Ilustrasi penyerahan zakat fitrah. Foto: ACT Jateng
surakarta.ut.ac.id
surakarta.ut.ac.id
surakarta.ut.ac.id

SEMARANG, JOGLOSEMARNEWS.COM – Memasuki sepuluh hari terakhir bulan Ramadan, mayoritas umat Muslim meningkatkan amal soleh dengan sedekah dan ibadah terbaiknya. Salah satu syariat yang harus ditunaikan di akhir bulan Ramadan bagi pemeluk agama Islam yang mampu adalah membayar zakat. Meskipun, aktivitas di luar rumah terhambat atau keuangan yang tersendat akibat pandemi Covid-19, kewajiban zakat tidak bisa diabaikan.

Di tengah pandemi Covid-19, saat masyarakat diminta untuk tetap berada di rumah, Global Zakat – ACT tetap membuka kesempatan beramal seluas-luasnya bagi siapa saja yang ingin memanfaatkan momen istimewa di bulan Ramadan. Global Zakat – ACT sebagai lembaga pengelolaan dan penyalur zakat memiliki misi untuk menanggulangi permasalahan pangan umat.

“Saat ini, masyarakat miskin bertambah secara signifikan karena dampak multikrisis akibat Covid-19. Jutaan saudara sebangsa menantikan kepedulian kita untuk sekadar mengisi perutnya di hari raya. Saatnya kita punya andil dalam menyelamatkan saudara sebangsa,” jelas Giyanto selaku Kepala Cabang ACT Jawa Tengah.

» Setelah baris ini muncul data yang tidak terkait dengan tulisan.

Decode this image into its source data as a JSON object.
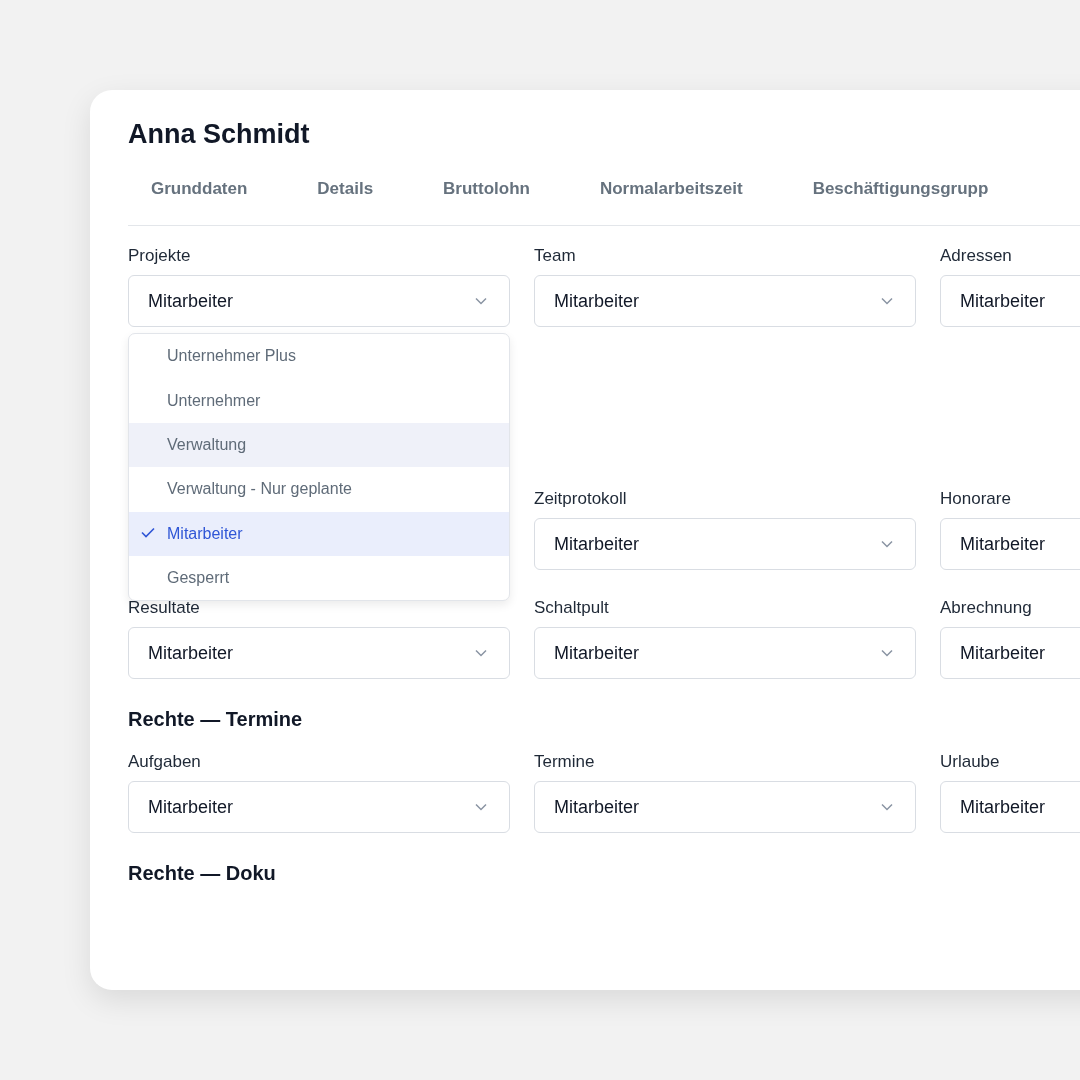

Baca Juga :  Global Wakaf-ACT Distribusikan 50 Ton Beras Wakaf Gratis untuk Masyarakat Terdampak Pandemi di Jateng dan DIY

Pemanfaatan dana zakat untuk membantu masyarakat terdampak Covid-19, baik secara fisik maupun ekonomi telah disetujui secara syariat oleh Majelis Ulama Indonesia (MUI) lewat Fatwa Nomor 23 tahun 2020 Tentang Pemanfaatan Harta Zakat, Infak, dan Shadaqah untuk Penanggulangan Covid-19. Fatwa ini dikeluarkan dalam rangka meneguhkan komitmen dan kontribusi keagamaan untuk penanganan dan penanggulangan wabah Covid-19.

Untuk itu, Komisi Fatwa MUI melakukan ijtihad dan menetapkan fatwa agar zakat, infak, dan sedekah dapat dimanfaatkan secara optimal dalam mengatasi masalah yang ditimbulkan wabah Covid-19. Lebih lanjut, bulan Ramadan menjadi satu momentum besar untuk mendorong kolaborasi berbagai elemen bangsa bersama para ulama di Indonesia.

Baca Juga :  Tersandung Kasus Narkoba, Inilah Penampakan Ayu Vaganza di Mapolres Kudus

Mengusung tema “Tunaikan Zakat, Selamatkan Umat”, Global Zakat – ACT berikhtiar untuk menyampaikan amanah para dermawan kepada para mustahik. Dana zakat yang terhimpun akan disalurkan untuk membantu masyarakat yang kekurangan pangan. “Kemudahan untuk menunaikan zakat ditawarkan agar semakin banyak masyarakat yang terbantu dari zakatnya para muzaki atau para pemberi zakat. Tidak hanya zakat fitrah saja, dermawan juga bisa menunaikan zakat mal melalui laman Indonesia Dermawan,” imbuh Giyanto.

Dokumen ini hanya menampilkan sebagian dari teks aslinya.